The faith that science and its objective methods could solve all human problems was not novel.
The idea of human progress had been gradually maturing. The world was truly progressing at break-neck speed, with new inventions, ideas, and advancements - scientific, literary, and social - developing. The middle class became self-made men and women who reaped of profits. Prosperity brought a large number of art consumers, with money to spend on art.

When most people think of the Victorian era, high fashion, gilded age, rich with elegance, splendor, and romance, strict etiquette, and plush or eclectic decorating styles come to mind - but it was so much more than that. Victorian era covers Classicism, Neoclassicism, Romanticism, Impressionism, and Post-Impressionism. Classicism, with the accurate and apparently objective description of the ordinary, observable world, was specially viewed as the opposite of Romanticism. Paintings of the Romantic school were focused on spontaneous expression of emotion over reason and often depicted dramatic events in brilliant color. Impressionism, a school of painting that developed in the late 19th century, was characterized by transitory visual expressions that focused on the changing effects of light and color.
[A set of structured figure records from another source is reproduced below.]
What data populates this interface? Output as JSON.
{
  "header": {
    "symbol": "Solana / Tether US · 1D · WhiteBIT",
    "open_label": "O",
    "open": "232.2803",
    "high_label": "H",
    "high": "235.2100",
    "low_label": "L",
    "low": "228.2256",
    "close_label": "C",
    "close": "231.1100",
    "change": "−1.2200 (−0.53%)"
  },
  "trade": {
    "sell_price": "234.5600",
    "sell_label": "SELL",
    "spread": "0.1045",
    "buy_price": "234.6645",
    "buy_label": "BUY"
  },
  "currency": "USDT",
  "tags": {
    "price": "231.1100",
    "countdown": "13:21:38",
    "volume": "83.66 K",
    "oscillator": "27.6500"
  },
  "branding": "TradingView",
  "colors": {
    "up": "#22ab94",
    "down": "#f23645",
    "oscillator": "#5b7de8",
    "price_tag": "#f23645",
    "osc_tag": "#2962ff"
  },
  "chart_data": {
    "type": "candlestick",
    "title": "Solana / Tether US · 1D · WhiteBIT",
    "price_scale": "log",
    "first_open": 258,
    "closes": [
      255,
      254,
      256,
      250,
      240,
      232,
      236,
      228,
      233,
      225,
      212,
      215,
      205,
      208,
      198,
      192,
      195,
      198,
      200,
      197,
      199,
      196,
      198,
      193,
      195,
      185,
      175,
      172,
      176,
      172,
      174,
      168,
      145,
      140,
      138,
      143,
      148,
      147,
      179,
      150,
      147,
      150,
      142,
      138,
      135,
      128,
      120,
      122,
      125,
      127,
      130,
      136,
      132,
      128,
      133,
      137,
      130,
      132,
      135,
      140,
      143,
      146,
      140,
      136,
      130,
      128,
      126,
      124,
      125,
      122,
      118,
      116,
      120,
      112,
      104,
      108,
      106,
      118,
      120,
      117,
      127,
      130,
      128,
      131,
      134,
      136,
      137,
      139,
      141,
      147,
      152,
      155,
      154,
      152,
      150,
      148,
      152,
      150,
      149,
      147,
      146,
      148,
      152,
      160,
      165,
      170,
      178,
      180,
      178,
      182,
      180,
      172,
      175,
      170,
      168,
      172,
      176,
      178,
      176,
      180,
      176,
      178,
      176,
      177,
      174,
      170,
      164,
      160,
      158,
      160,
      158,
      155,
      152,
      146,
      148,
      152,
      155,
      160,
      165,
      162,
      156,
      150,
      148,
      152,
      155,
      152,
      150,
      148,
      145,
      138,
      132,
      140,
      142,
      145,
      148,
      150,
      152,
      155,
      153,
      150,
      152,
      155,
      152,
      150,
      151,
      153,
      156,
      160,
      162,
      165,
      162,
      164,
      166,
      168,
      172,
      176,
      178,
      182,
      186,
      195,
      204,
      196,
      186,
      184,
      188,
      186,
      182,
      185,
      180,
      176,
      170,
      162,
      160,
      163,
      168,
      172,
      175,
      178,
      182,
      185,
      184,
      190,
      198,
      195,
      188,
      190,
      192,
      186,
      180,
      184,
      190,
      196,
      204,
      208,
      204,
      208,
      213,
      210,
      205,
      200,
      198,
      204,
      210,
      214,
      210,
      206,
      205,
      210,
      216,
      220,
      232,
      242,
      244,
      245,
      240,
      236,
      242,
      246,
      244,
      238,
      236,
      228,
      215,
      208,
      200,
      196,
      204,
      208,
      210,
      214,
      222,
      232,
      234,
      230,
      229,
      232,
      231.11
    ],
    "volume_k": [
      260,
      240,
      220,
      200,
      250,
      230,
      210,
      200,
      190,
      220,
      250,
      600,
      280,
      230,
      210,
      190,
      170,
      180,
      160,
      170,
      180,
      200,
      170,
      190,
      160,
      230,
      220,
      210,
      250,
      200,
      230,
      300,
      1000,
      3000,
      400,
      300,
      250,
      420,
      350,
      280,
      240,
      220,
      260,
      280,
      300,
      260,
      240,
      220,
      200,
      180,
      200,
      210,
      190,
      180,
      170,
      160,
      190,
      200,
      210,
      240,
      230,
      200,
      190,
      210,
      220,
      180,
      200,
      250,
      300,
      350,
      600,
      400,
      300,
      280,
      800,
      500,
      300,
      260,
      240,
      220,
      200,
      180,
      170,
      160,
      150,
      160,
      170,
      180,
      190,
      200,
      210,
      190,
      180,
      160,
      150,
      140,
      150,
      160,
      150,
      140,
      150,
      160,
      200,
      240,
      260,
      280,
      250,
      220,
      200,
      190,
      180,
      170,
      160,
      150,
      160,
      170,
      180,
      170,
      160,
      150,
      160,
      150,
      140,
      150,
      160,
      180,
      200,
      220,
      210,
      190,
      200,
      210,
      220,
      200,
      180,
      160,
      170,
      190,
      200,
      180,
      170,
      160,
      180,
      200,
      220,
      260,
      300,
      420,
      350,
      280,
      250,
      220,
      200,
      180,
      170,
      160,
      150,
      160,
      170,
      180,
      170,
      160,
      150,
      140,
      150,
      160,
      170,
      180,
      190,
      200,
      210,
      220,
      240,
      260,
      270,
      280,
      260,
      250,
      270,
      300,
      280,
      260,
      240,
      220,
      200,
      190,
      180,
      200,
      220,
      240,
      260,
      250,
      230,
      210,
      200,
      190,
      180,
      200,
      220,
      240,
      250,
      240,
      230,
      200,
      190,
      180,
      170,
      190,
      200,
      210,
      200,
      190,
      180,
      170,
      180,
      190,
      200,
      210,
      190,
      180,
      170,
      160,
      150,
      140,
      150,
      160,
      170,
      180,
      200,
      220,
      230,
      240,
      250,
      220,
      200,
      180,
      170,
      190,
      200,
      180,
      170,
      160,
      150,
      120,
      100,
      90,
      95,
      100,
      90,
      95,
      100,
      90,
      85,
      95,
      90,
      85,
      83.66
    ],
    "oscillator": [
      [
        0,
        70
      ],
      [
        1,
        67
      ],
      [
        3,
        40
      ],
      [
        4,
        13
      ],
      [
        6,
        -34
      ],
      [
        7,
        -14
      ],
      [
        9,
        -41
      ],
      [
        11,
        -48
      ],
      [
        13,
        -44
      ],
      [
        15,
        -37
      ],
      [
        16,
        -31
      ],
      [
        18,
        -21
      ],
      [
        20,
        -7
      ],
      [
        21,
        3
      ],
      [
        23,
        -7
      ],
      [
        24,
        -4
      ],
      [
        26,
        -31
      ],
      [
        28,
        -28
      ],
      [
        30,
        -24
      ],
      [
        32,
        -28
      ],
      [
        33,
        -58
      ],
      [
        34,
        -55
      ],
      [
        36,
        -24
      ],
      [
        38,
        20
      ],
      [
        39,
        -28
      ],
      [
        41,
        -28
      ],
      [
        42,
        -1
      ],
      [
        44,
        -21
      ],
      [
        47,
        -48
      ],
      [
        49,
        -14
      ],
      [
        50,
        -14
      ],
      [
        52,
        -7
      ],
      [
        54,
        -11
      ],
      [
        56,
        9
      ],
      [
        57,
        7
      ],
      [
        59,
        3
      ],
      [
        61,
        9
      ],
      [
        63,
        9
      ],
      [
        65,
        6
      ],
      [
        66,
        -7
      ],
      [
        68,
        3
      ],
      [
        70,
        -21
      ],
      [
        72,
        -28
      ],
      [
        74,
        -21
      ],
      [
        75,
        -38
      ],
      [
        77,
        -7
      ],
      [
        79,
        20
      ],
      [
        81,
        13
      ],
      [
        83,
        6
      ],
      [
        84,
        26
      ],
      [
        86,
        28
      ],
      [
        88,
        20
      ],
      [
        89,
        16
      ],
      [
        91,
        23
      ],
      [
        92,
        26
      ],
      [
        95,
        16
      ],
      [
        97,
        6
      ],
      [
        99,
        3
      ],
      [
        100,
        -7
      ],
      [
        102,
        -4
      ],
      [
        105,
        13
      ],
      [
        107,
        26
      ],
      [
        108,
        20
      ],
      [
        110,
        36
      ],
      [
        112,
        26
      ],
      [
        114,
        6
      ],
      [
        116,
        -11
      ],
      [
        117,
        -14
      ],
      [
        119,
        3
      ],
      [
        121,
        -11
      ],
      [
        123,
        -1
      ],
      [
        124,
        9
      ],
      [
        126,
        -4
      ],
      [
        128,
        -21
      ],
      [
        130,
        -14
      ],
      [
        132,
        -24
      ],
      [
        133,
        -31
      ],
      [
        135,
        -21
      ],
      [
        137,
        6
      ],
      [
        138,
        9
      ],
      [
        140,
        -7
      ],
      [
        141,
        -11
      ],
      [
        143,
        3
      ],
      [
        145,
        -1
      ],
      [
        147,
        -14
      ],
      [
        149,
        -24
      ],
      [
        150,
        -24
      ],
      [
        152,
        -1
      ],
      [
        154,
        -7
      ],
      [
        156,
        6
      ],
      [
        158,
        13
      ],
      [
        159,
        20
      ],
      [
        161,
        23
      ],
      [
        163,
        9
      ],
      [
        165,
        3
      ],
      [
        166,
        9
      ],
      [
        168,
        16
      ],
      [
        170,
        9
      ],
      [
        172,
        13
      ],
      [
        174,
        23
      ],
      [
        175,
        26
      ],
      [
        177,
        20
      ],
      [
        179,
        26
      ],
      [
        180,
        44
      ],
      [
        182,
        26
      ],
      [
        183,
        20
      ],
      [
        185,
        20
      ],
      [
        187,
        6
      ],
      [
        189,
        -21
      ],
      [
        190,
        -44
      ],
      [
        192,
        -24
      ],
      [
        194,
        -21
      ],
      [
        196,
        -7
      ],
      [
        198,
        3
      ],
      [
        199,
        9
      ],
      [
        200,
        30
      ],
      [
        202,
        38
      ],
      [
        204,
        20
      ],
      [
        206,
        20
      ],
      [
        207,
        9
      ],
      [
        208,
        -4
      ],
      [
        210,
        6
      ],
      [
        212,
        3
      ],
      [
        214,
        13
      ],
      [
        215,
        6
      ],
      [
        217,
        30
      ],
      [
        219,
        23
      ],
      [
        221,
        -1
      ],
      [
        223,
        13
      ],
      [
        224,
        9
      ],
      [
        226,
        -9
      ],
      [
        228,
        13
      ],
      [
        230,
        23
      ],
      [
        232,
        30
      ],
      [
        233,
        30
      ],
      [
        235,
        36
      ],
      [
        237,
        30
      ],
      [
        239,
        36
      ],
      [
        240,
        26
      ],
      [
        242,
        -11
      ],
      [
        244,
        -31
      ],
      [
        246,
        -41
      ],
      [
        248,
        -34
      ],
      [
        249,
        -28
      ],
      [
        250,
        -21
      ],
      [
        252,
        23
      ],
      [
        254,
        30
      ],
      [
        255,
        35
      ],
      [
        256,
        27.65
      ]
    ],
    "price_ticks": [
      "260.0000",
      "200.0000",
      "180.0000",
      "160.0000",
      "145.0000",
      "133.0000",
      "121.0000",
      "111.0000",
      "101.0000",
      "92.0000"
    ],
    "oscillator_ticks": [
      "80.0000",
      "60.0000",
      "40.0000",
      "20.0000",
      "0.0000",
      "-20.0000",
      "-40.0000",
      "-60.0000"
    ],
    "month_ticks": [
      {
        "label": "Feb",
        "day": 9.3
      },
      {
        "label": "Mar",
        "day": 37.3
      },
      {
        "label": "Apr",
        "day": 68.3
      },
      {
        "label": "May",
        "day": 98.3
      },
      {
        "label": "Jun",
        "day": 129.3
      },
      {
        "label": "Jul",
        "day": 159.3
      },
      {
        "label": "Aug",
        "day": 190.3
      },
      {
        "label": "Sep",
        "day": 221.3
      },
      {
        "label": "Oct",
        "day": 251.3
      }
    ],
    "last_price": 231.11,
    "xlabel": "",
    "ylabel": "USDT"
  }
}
Post-Impressionism was developed as a reaction to the limitations of Impressionism. Victorian art was shown in the full range of artistic developments, from the development of photography to the application of new technologies in architecture.

In the midst of these artistic movements, painters Dante Rossetti and William Holman Hunt formed the Pre-Raphaelite Brotherhood in 1848. The avant-garde artists banded together with the common vision of recapturing the style of painting that preceded Raphael, famed artist of the Italian Renaissance. The brotherhood rejected the conventions of industrialized England, especially the creative principles of art instruction at the Royal Academy. Rather, the artists focused on painting directly from nature, thereby producing colorful, detailed, and almost photographic representations. The painters sought to transform Realism with typological symbolism, by drawing on the poetry and literature of William Shakespeare and their own contemporaries.